Create a "date" table that has all the dates in the period of interest and outer join against it. Sadly, the system I'm working on already has a table for this purpose that contains a row for every date far into the future... I don't like that, and I'd prefer to avoid using it, especially since that table is intended for another module of the system and would thus introduce a dependency on what I'm developing currently.
Any better solutions or hints at better search terms for google? Thanks.
Frankly, I'd do this programmatically when building the final output. You're essentially trying to read something from the database which is not there (data for days that have no data). SQL isn't really meant for that sort of thing.
If you really want to do that, though, a "date" table seems your best option. To make it a bit nicer, you could generate it on the fly, using i.e. your DB's date functions and a derived table.
I had to do exactly the same thing recently. This is how I did it in T-SQL (
YMMV on speed, but I've found it performant enough over a coupla million rows of event data):
DECLARE #DaysTable TABLE ( [Year] INT, [Day] INT )
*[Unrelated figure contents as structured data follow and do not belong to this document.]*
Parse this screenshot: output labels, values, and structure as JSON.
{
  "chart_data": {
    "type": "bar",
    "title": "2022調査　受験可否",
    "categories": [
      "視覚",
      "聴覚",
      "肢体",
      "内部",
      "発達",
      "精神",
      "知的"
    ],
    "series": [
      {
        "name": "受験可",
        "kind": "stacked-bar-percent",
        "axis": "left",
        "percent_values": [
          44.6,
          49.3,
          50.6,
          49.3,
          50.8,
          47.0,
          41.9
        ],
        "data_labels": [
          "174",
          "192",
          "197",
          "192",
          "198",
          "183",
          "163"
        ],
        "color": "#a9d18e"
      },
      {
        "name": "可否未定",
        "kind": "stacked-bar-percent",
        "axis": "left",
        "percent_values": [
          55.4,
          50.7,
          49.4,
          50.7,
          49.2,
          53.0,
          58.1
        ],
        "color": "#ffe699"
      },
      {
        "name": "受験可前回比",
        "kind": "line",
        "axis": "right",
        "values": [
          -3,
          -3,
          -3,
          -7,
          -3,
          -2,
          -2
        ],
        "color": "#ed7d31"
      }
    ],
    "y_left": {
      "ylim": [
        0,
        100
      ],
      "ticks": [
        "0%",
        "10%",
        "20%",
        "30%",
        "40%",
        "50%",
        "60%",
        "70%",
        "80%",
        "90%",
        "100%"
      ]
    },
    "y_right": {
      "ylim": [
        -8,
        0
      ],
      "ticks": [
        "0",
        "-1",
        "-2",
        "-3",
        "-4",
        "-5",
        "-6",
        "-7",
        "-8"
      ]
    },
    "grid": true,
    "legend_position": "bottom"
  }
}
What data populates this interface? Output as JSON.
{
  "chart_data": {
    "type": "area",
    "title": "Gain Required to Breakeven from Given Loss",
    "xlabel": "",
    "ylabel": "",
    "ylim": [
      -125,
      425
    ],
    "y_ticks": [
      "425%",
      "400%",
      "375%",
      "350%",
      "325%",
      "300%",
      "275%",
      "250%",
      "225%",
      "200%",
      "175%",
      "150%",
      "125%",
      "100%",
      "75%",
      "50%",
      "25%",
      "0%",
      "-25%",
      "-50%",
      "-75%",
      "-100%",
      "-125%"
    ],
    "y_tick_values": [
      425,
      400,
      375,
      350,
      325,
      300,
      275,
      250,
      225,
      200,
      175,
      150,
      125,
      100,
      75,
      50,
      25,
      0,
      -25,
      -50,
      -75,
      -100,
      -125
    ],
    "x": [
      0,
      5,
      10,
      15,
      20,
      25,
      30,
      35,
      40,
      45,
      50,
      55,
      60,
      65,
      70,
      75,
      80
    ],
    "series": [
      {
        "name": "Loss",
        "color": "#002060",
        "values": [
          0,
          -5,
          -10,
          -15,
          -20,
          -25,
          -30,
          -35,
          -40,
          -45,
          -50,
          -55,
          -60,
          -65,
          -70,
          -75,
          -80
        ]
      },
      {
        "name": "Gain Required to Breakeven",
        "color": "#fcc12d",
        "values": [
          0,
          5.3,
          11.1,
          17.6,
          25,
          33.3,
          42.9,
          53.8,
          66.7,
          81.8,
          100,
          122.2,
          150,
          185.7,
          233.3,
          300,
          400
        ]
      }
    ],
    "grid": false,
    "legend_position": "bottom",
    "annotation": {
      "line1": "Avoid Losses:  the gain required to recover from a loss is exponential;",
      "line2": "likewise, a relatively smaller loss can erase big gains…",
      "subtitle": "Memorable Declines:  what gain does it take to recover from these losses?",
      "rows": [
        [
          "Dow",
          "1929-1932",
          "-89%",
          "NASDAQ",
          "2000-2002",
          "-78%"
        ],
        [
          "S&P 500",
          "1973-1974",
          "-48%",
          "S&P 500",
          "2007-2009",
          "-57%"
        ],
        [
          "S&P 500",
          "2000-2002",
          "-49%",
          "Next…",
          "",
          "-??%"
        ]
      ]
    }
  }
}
DECLARE #StartDate DATETIME
SET #StartDate = whatever
WHILE (#StartDate <= GETDATE())
BEGIN
INSERT INTO #DaysTable ( [Year], [Day] )
SELECT DATEPART(YEAR, #StartDate), DATEPART(DAYOFYEAR, #StartDate)
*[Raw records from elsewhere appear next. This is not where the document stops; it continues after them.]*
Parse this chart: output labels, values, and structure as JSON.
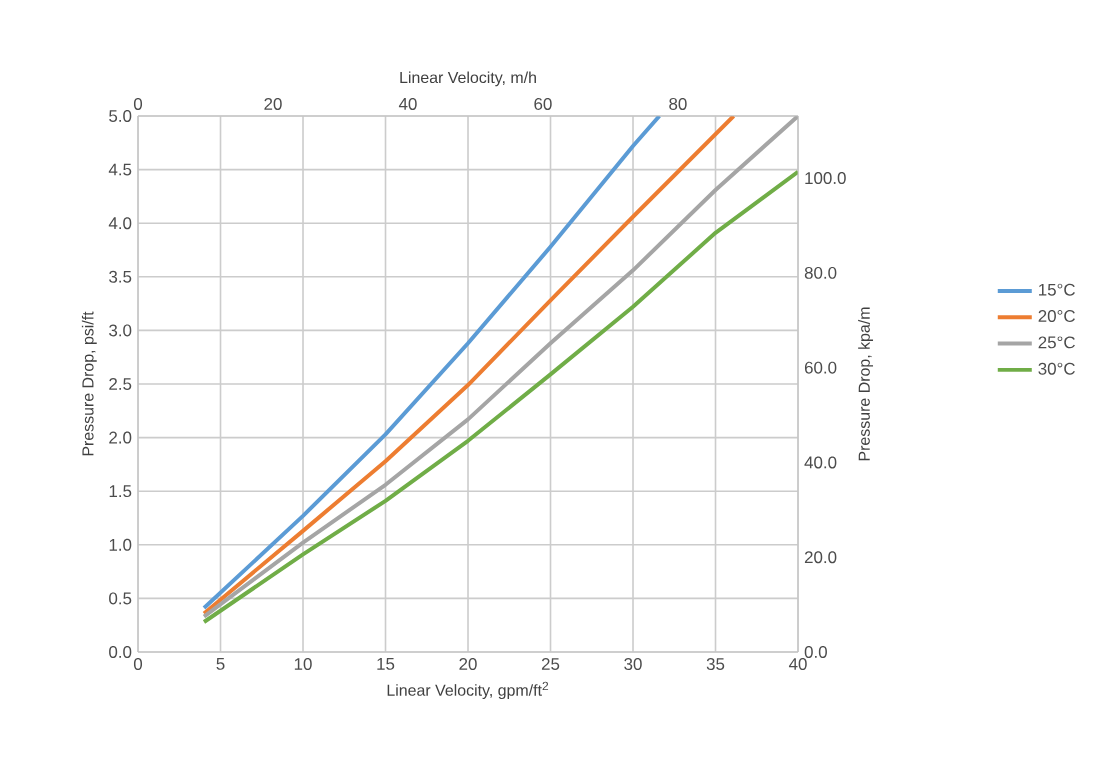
{
  "chart_data": {
    "type": "line",
    "xlabel": "Linear Velocity, gpm/ft$^{2}$",
    "ylabel": "Pressure Drop, psi/ft",
    "x2label": "Linear Velocity, m/h",
    "y2label": "Pressure Drop, kpa/m",
    "x": [
      4,
      10,
      15,
      20,
      25,
      30,
      35,
      40
    ],
    "series": [
      {
        "name": "15°C",
        "color": "#5b9bd5",
        "x": [
          4,
          10,
          15,
          20,
          25,
          30,
          31.6
        ],
        "values": [
          0.41,
          1.27,
          2.03,
          2.88,
          3.78,
          4.72,
          5.0
        ]
      },
      {
        "name": "20°C",
        "color": "#ed7d31",
        "x": [
          4,
          10,
          15,
          20,
          25,
          30,
          36.1
        ],
        "values": [
          0.36,
          1.13,
          1.78,
          2.49,
          3.28,
          4.06,
          5.0
        ]
      },
      {
        "name": "25°C",
        "color": "#a5a5a5",
        "values": [
          0.33,
          1.02,
          1.56,
          2.17,
          2.88,
          3.56,
          4.31,
          5.0
        ]
      },
      {
        "name": "30°C",
        "color": "#70ad47",
        "values": [
          0.28,
          0.91,
          1.41,
          1.97,
          2.59,
          3.22,
          3.91,
          4.48
        ]
      }
    ],
    "xlim": [
      0,
      40
    ],
    "xticks": [
      0,
      5,
      10,
      15,
      20,
      25,
      30,
      35,
      40
    ],
    "ylim": [
      0,
      5
    ],
    "yticks": [
      {
        "value": 0,
        "label": "0.0"
      },
      {
        "value": 0.5,
        "label": "0.5"
      },
      {
        "value": 1,
        "label": "1.0"
      },
      {
        "value": 1.5,
        "label": "1.5"
      },
      {
        "value": 2,
        "label": "2.0"
      },
      {
        "value": 2.5,
        "label": "2.5"
      },
      {
        "value": 3,
        "label": "3.0"
      },
      {
        "value": 3.5,
        "label": "3.5"
      },
      {
        "value": 4,
        "label": "4.0"
      },
      {
        "value": 4.5,
        "label": "4.5"
      },
      {
        "value": 5,
        "label": "5.0"
      }
    ],
    "x2lim": [
      0,
      97.8
    ],
    "x2ticks": [
      0,
      20,
      40,
      60,
      80
    ],
    "y2lim": [
      0,
      113.1
    ],
    "y2ticks": [
      {
        "value": 0,
        "label": "0.0"
      },
      {
        "value": 20,
        "label": "20.0"
      },
      {
        "value": 40,
        "label": "40.0"
      },
      {
        "value": 60,
        "label": "60.0"
      },
      {
        "value": 80,
        "label": "80.0"
      },
      {
        "value": 100,
        "label": "100.0"
      }
    ],
    "grid": true,
    "legend": "right",
    "marker": "none",
    "line_style": "solid"
  }
}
SELECT #StartDate = DATEADD(DAY, 1, #StartDate)
END
-- This gives me a table of all days since whenever
-- you could select #StartDate as the minimum date of your usage log)
SELECT days.Year, days.Day, events.NumEvents
FROM #DaysTable AS days
LEFT JOIN (
SELECT
COUNT(*) AS NumEvents
DATEPART(YEAR, LogDate) AS [Year],
DATEPART(DAYOFYEAR, LogDate) AS [Day]
FROM LogData
GROUP BY
DATEPART(YEAR, LogDate),
DATEPART(DAYOFYEAR, LogDate)
) AS events ON days.Year = events.Year AND days.Day = events.Day
Create a memory table (a table variable) where you insert your date ranges, then outer join the logins table against it. Group by your start date, then you can perform your aggregations and calculations.
The strategy I normally use is to UNION with the opposite of the query, generally a query that retrieves data for rows that don't exist.
If I wanted to get the average mark for a course, but some courses weren't taken by any students, I'd need to UNION with those not taken by anyone to display a row for every class:
SELECT AVG(mark), course FROM `marks`
UNION
SELECT NULL, course FROM courses WHERE course NOT IN
(SELECT course FROM marks)
Your query will be more complex but the same principle should apply. You may indeed need a table of dates for your second query
Option 1
You can create a temp table and insert dates with the range and do a left outer join with the usagelog
Option 2
You can programmetically insert the missing dates while evaluating the result set to produce the final output
WITH q(n) AS
(
SELECT 0
UNION ALL
SELECT n + 1
FROM q
WHERE n < 99
),
qq(n) AS
(
SELECT 0
UNION ALL
SELECT n + 1
FROM q
WHERE n < 99
),
dates AS
(
SELECT q.n * 100 + qq.n AS ndate
FROM q, qq
)
SELECT COUNT(userid) as numlogins,
COUNT(DISTINCT userid) as numusers,
CAST('2000-01-01' + ndate AS DATETIME) as date
FROM dates
LEFT JOIN
usagelog
ON entryts >= CAST('2000-01-01' AS DATETIME) + ndate
AND entryts < CAST('2000-01-01' AS DATETIME) + ndate + 1
GROUP BY
ndate
This will select up to 10,000 dates constructed on the fly, that should be enough for 30 years.
SQL Server has a limitation of 100 recursions per CTE, that's why the inner queries can return up to 100 rows each.
If you need more than 10,000, just add a third CTE qqq(n) and cross-join with it in dates.